Folgerichtig versammeln sie im vorliegenden Band Beiträge von Autoren aus der Geschichtswissenschaft, den Gesundheitswissenschaften, den Wirtschaftswissenschaften sowie der Bevölkerungswissenschaft und sprengen dabei den nationalen Rahmen. Auch Engländer, Schweden, Schweizer und Niederländer präsentieren ihre Forschungsergebnisse.

In ihrer kundigen und für den Außenstehenden verständlichen Einführung umreißen die Herausgeber die Entstehungsgeschichte dieses Bandes, der aus einer Tagung hervorgegangen ist. Sie fassen den internationalen Forschungsstand zusammen und erläutern den Stellenwert der Beiträge dieses Bandes im Kontext der Erforschung der epidemiologischen Transition. Die Beiträge sind auf drei Sektionen aufgeteilt. Die erste Sektion befasst sich mit der Entwicklung der städtischen Gesundheitsverhältnisse vom späten 17. Jahrhundert bis zur Hochindustrialisierung. Dieser erste Teil des Bandes versammelt Lokalstudien einzelner deutscher und englischer Städte sowie breiter angelegte Beiträge zu deutschen und britischen epidemiologischen Trends. Die Aufsätze lassen erkennen, vor welche methodischen und interpretatorischen Probleme die Rekonstruktion der Sterblichkeitsentwicklungen steht. Dies gilt besonders für die Differenzierung nach Geschlecht, nach regionaler oder sozialer Herkunft oder nach Todesursachen. Wie die Liverpool Bill of Mortality von 1772 zeigt, sind die zeitgenössischen Krankheitsdefinitionen für den Historiker nicht mehr auf ihre Kriterien hin überprüfbar. Noch bis zu Beginn des 20. Jahrhunderts waren Krankheiten der Atemwege einschließlich Tuberkulose und der Verdauungsorgane die häufigsten Todesursachen in den deutschen Städten.

Der zweite Hauptteil des Bandes behandelt den Einfluss sanitärer Reformen in den Städten auf den Sterblichkeitswandel: Die Autoren dieser Sektion untersuchen die Luftverschmutzung, die Stadtplanung, die öffentlichen Wasch- und Badehäuser, aber auch die Finanzierung von Verbesserungen der städtischen Infrastruktur. Zunehmend geraten auch die langfristigen Auswirkungen von Epidemien (Cholera und Typhus) auf den sozialen Wandel in den Städten ins Blickfeld der Forschung, wie zwei Aufsätze dieses Hauptteils zeigen.

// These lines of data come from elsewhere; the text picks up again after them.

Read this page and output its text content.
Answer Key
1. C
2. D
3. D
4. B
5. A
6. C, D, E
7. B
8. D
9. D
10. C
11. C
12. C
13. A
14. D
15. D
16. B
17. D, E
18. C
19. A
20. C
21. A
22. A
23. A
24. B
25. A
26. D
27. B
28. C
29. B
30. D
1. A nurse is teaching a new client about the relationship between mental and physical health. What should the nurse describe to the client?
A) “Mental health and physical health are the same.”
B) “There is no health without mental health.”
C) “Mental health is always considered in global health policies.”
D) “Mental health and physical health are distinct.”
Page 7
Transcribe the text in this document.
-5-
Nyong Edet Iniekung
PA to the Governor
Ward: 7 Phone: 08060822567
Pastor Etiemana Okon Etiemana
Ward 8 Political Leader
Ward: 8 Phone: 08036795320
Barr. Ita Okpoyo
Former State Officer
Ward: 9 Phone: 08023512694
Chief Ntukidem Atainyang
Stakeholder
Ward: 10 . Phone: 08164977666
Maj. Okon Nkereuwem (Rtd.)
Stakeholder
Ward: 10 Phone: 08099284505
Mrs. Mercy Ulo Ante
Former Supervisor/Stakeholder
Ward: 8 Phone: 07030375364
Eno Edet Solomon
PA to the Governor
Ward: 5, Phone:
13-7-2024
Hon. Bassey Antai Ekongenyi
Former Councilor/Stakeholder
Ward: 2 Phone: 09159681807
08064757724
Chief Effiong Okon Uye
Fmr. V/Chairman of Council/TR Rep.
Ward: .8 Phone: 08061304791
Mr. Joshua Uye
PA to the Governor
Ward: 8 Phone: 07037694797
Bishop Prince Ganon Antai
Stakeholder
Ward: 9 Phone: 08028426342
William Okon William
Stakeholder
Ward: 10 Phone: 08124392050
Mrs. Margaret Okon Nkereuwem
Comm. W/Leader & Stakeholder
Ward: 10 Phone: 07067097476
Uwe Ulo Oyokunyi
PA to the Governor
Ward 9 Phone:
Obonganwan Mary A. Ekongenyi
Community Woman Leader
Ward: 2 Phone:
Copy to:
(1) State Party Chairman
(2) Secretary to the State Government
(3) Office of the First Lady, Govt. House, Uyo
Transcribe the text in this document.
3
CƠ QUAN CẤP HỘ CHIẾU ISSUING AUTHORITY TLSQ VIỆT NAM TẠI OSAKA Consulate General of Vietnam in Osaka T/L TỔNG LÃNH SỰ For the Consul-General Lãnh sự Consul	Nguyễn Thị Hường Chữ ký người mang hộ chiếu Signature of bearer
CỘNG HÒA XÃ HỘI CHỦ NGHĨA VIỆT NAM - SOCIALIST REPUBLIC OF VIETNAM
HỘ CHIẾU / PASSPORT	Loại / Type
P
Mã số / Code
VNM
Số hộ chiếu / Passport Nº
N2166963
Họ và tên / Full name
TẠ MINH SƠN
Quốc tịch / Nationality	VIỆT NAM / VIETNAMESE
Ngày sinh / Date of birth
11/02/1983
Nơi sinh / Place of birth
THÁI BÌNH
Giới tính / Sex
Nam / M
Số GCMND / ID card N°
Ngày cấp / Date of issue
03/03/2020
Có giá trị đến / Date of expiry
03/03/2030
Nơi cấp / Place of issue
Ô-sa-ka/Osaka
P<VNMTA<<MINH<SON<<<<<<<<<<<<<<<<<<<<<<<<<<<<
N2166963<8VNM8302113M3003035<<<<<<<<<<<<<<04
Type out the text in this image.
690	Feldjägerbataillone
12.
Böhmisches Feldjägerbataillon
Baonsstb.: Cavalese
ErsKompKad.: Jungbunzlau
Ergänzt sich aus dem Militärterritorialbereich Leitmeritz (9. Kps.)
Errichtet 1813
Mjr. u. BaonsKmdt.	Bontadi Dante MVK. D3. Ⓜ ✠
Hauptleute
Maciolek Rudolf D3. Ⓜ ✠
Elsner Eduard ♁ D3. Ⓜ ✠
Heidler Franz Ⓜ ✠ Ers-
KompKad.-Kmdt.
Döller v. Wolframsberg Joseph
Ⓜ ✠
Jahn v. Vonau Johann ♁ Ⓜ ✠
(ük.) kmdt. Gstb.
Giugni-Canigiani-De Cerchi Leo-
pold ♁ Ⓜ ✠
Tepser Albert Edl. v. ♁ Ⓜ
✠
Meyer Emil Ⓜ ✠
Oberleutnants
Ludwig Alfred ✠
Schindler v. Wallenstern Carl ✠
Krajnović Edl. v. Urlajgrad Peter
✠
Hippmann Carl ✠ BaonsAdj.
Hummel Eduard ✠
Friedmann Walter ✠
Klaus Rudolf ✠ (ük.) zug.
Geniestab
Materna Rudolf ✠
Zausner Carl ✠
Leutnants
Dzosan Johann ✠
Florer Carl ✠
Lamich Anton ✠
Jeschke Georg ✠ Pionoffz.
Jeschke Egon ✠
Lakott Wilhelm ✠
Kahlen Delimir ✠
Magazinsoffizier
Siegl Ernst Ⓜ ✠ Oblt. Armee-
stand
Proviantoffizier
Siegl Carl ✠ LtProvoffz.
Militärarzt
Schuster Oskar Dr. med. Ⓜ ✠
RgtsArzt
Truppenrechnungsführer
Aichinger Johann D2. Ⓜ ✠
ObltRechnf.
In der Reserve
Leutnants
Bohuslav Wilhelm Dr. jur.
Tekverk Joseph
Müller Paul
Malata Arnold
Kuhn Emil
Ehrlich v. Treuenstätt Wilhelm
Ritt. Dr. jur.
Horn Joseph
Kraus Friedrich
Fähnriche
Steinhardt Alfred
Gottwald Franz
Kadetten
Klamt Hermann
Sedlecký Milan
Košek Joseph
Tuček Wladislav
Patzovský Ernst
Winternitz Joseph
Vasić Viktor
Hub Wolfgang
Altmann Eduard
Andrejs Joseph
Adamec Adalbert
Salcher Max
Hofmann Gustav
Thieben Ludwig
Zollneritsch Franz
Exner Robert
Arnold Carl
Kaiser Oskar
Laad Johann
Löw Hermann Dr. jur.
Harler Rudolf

Die dritte Sektion widmet sich dem Einfluss der sozialen und medizinischen Versorgung auf den Sterblichkeitswandel. Das thematische Spektrum der Beiträge reicht von der Gewerbehygiene, der späteren Arbeitsmedizin, über die Einbindung der Allgemeinen Krankenanstalt in Bremen in die Kontrolle der Auswanderer bis zur Organisation der Krankenversicherung im internationalen Vergleich. Der Band enthält eine Vielzahl von Tabellen und Grafiken. Man vermisst ein Abkürzungsverzeichnis, das einem das umständliche Suchen nach der Ersterwähnung der Abkürzung in den Anmerkungen des jeweiligen Beitrages ersparen würde.